Please use the following checklist to guide your marginal notations as well as your write-up of the draft (these are just suggestions! you don’t have to answer each question!):
Argumentation:
- Abstract: Does the draft include a revised single-spaced, concise and focused abstract that provides a clear description of various current effects of the problem and a claim about some key aspect of the problem’s cause?
- Framing: Does the composition open with a compelling anecdote or description of a current problem, one that points to or suggests historical underpinnings? Can this anecdote or description be improved? How?
- Historical: Is there a convincing and clear synthesis of various scholarly perspectives that examine the relevant and underlying cause or causes of the problem? Can the source synthesis be improved upon? How?
- Warrants: Is there a whole section of this essay devoted to explaining clearly the current iteration of the problem? Does it show who, specifically suffers as a result of the existence of this problem, how they suffer, who or what caused the suffering and who benefits from it? Can you think of anything else that might improve this feature of the composition?
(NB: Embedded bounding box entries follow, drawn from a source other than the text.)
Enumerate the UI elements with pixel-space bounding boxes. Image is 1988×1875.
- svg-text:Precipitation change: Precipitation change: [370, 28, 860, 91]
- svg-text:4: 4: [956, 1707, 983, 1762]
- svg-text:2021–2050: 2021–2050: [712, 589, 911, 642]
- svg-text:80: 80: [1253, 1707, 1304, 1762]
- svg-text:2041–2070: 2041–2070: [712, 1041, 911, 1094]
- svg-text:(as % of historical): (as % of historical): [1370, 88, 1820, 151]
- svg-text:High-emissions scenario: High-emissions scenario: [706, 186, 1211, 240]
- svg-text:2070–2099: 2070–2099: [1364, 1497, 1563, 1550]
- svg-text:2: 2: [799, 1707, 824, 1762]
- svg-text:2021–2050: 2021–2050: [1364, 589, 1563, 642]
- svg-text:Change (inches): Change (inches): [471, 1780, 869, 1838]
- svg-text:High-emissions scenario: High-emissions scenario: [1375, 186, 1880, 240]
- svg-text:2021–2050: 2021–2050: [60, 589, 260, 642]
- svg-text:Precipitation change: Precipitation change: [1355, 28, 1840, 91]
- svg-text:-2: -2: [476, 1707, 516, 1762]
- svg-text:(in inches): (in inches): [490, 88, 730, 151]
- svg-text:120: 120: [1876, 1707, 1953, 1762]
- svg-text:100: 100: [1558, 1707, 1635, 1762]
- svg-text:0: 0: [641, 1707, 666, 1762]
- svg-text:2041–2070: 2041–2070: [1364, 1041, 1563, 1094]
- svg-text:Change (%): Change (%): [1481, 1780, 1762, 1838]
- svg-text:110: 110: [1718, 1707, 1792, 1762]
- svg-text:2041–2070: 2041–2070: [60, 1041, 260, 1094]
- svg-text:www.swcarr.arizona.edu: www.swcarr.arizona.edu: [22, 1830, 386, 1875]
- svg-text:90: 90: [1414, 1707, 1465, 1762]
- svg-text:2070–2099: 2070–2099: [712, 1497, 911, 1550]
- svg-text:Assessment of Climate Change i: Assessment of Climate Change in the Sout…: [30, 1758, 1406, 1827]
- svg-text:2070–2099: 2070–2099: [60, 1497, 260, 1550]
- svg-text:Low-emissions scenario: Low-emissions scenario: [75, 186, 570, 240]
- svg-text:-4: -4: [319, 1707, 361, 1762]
- Scholarly Debate/Opposition: Is there effective, believable and thoughtful engagement with the central claims of and/or evidence used in the essay? How might you improve this feature of the composition?
- Using Sources: Does the essay give clear context of scholarly source material? Is the quoted material relevant and insightful? Does the essay effectively evaluate the source material by offering insight into the topic/problem within that ‘conversation’? How might you improve these features of the composition?
Style/Organization
6. Does the essay follow a line of development, beginning with a descriptive and researched account of the problem and moving toward analytical engagement of multiple scholarly perspectives? How might you organize the paper differently?
7. How does this essay conclude? Does it end with new insights, point to advocacy, or is it merely a repetition of what you have already encountered? How can you improve the conclusion to the paper?
Multi-modality:
8. Does the author effectively make use of epigraphs, footnotes, pull quotes, images, photography, original documents, art, maps, graphs, and/or video? Are these carefully selected, arranged and various? Is the image too melodramatic or ‘obvious’ in its message? Too vague? Does the image advance the power or force of the argument? How?
9. Does each multi-modal element have a caption in MLA formatting explaining what it is?
Mechanics:
10. Does the paper contain AT LEAST 4-6 scholarly sources (not counting popular sources), properly documented in MLA formatting both in-text and in a works cited page? (please consult OWL for MLA formatting instructions…or ask!)
11. How is the grammar? You may not know how to fix it, but you can note when a sentence seems off. You might also write, “the grammar seems generally off to me.” If you do notice as much, you are probably right.